I was recently showed the fantasic site wxchats.eu by a friend. This site displays data from various NWP models and forecasts. Playing with during the recent cold snap got me wondering where they got their data from. I found one agency, The German Weather Service, which provides large amounts of its data freely on their opendata site. Their ICON-EU forecast covers all of Europe (and some more besides) so I decided to try and look at how I could visualise this and potentially process it using some code.
Grib2 and Panoply
The data is distributed in a binary format called GRIB2. This format is used for efficient representation of gridded data. We can download a grib2 file from the opendata site and view it by navigating through the directories to /weather/icon/eu_nest/grib/
. This shows a list of two digit numbers which represent when the model was run, for example 06
means that the model was run at 6am. Inside a specific run you will see all the different types of things they forecast: precipitation, temperature, etc… You can see all of the different types of forecasts they have in this pdf.
For this project I want to try and read the forecasted 2m temperature, so I will navigate to the t_2m
folder. There you will see all of the different grib2 files. Each file represents the forecasted data for a different hour after the forecast was run. The file names use the following pattern: ICON_EU_single_level_elements_T_2M_YYYYMMDDRR_HHH.grib2.bz2
. Here RR
is the two digit run code (eg 06
or 12
) and HHH
is the number of hours since the model was run the file is forecasting.
If you download one of those and extract the grib2 file. You can now open this file with a suitable application. I like to use Panoply from Nasa. With this application you can load the file, have a look at the structur of a grib file and plot some of the data. Plotting the Temperature_height_above_ground
variable gives this nice map:
An example definition of the 2D temperature array can be seen bellow:
float Temperature_height_above_ground(time=1, height_above_ground=1, lat=657, lon=1097);
:long_name = "Temperature @ Specified height level above ground";
:units = "K";
:description = "Temperature";
:missing_value = NaNf; // float
:grid_mapping = "LatLon_Projection";
:coordinates = "reftime time height_above_ground lat lon ";
:Grib_Variable_Id = "VAR_0-0-0_L103";
:Grib2_Parameter = 0, 0, 0; // int
:Grib2_Parameter_Discipline = "Meteorological products";
:Grib2_Parameter_Category = "Temperature";
:Grib2_Parameter_Name = "Temperature";
:Grib2_Level_Type = 103; // int
:Grib2_Level_Desc = "Specified height level above ground";
:Grib2_Generating_Process_Type = "Forecast";
Most of the meta-data is self-describing, but the first line where you see (time=1, height_above_ground=1, lat=657, lon=1097)
defines the dimensions of the data. As you can see this has four dimensions, not the expected two, but here the time
and height_above_ground
dimensions have size one and so we dont need to really worry about them.

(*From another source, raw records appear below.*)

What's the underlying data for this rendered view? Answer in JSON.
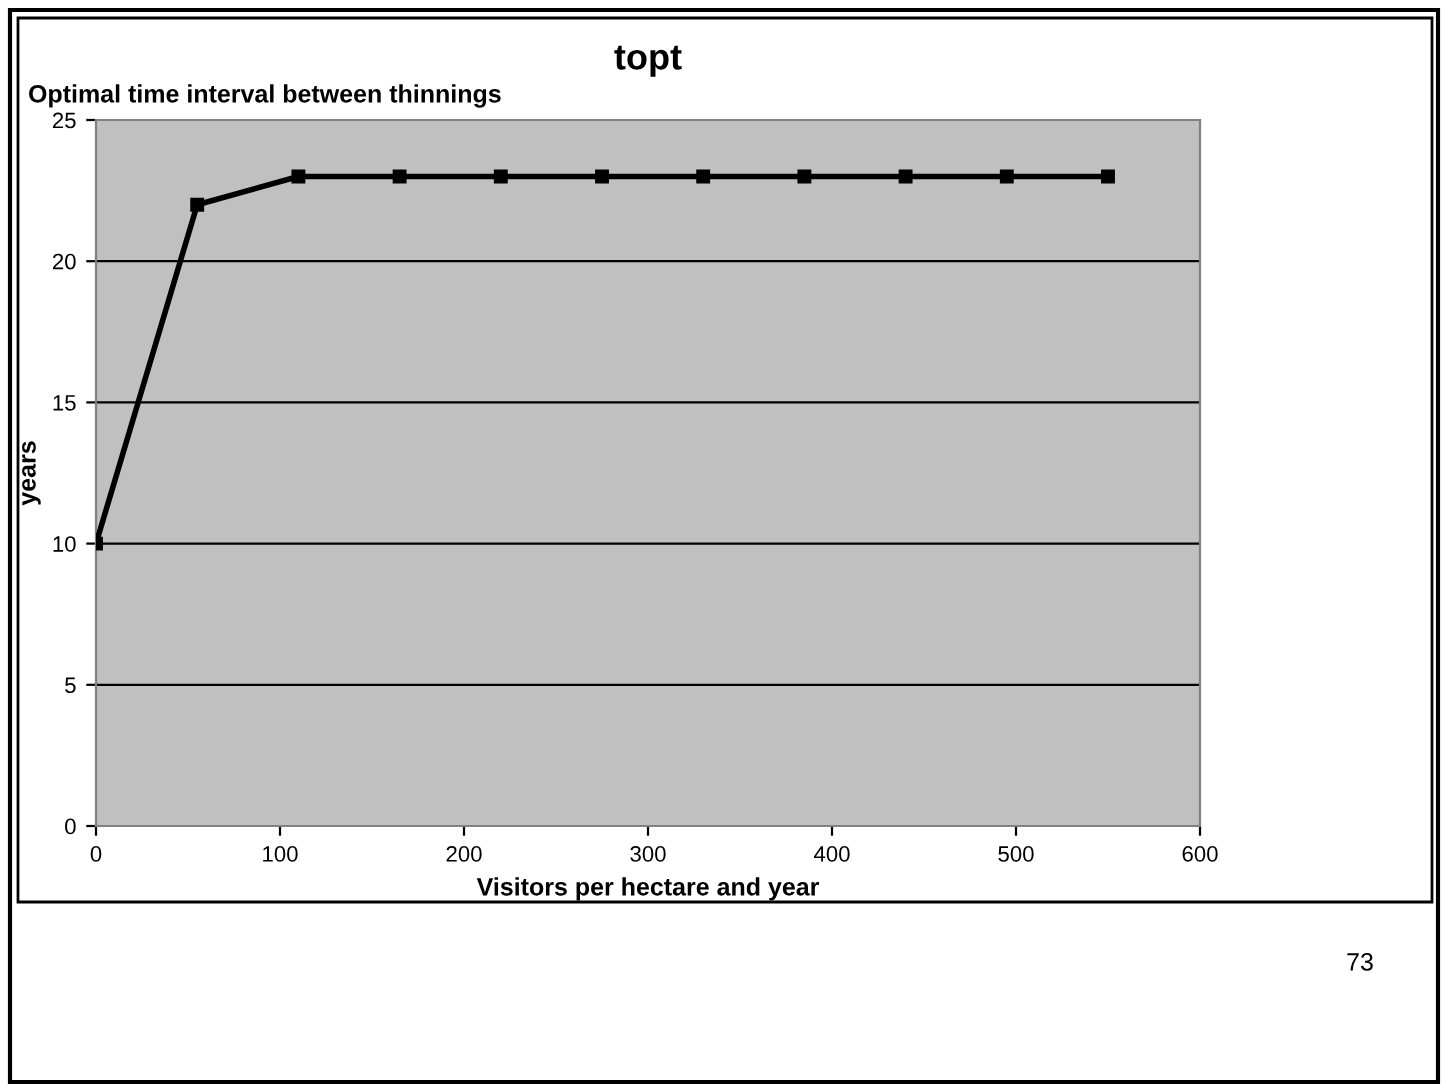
{
  "chart_data": {
    "type": "line",
    "title": "topt",
    "subtitle": "Optimal time interval between thinnings",
    "xlabel": "Visitors per hectare and year",
    "ylabel": "years",
    "x": [
      0,
      55,
      110,
      165,
      220,
      275,
      330,
      385,
      440,
      495,
      550
    ],
    "series": [
      {
        "color": "#000000",
        "values": [
          10,
          22,
          23,
          23,
          23,
          23,
          23,
          23,
          23,
          23,
          23
        ]
      }
    ],
    "xlim": [
      0,
      600
    ],
    "xticks": [
      0,
      100,
      200,
      300,
      400,
      500,
      600
    ],
    "ylim": [
      0,
      25
    ],
    "yticks": [
      0,
      5,
      10,
      15,
      20,
      25
    ],
    "grid": "y",
    "marker": "square",
    "line_style": "solid",
    "legend": false,
    "annotations": [
      "73"
    ]
  }
}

Parsing the Data with Scala (or Java)
To parse the data in scala I’m going to use a java library called NetCDF. This library is designed for reading gridded data just like our GRIB2 files. In fact this library pretty much just works. With a temperature file downloaded and saved as HHH.grib2
we can use the following code to extract the forecasted temperature at a given location:
def forecast_temperature(lat: Double, long: Double, hour: String): Double = {
val y = ((lat - 29.5) / 0.0625).toInt % 657
val x = ((long - 336.5) / 0.0625).toInt % 1097
val path = s"$TEMP_PATH/$hour.grib2"
val array = NetcdfDataset.openDataset(path).findVariable("Temperature_height_above_ground").read()
val idx = array.getIndex
array.getDouble(idx.set(0,0,y,x)) - 273
}
Passed in a latitude and longitude this function first calulates the nearest index to search the array. The magic numbers are found as follows:
29.5
- The lowest latitude that the ICON-EU model extends to (corresponds toy=0
)336.5
- The lowest longitude that the model extends to (corresponds tox=0
)0.0625
- The size of the grid squares in degrees657
and1097
- The respective sizes of the array. This makes sure that inputs outside of the range “wrap around” - This may or may not be a desirable feature
Once you have a dataset (NetcdfDataset.openDataset(path)

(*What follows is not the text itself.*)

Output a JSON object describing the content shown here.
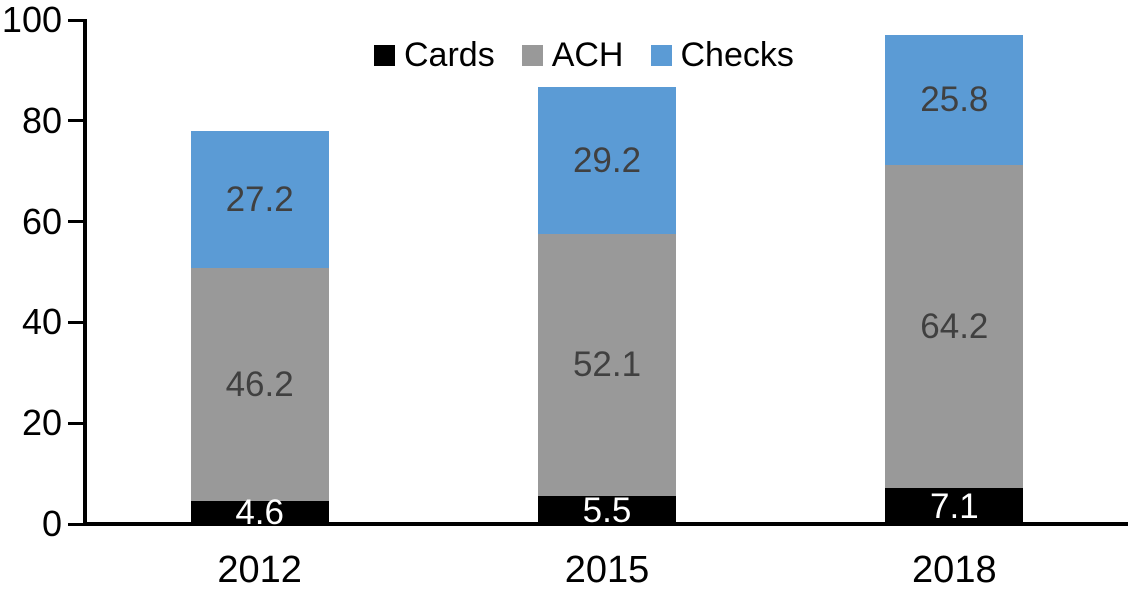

) you search for a specific variable and read it to an array. This array is indexed using some strange index class (array.getIndex
) which can then be used to find specific points in the array. The coordinates are 0,0,y,x
where the leading zeros correspond to the time and height above ground. As you can see in the definition of the data, these are of dimension one so the only index is 0.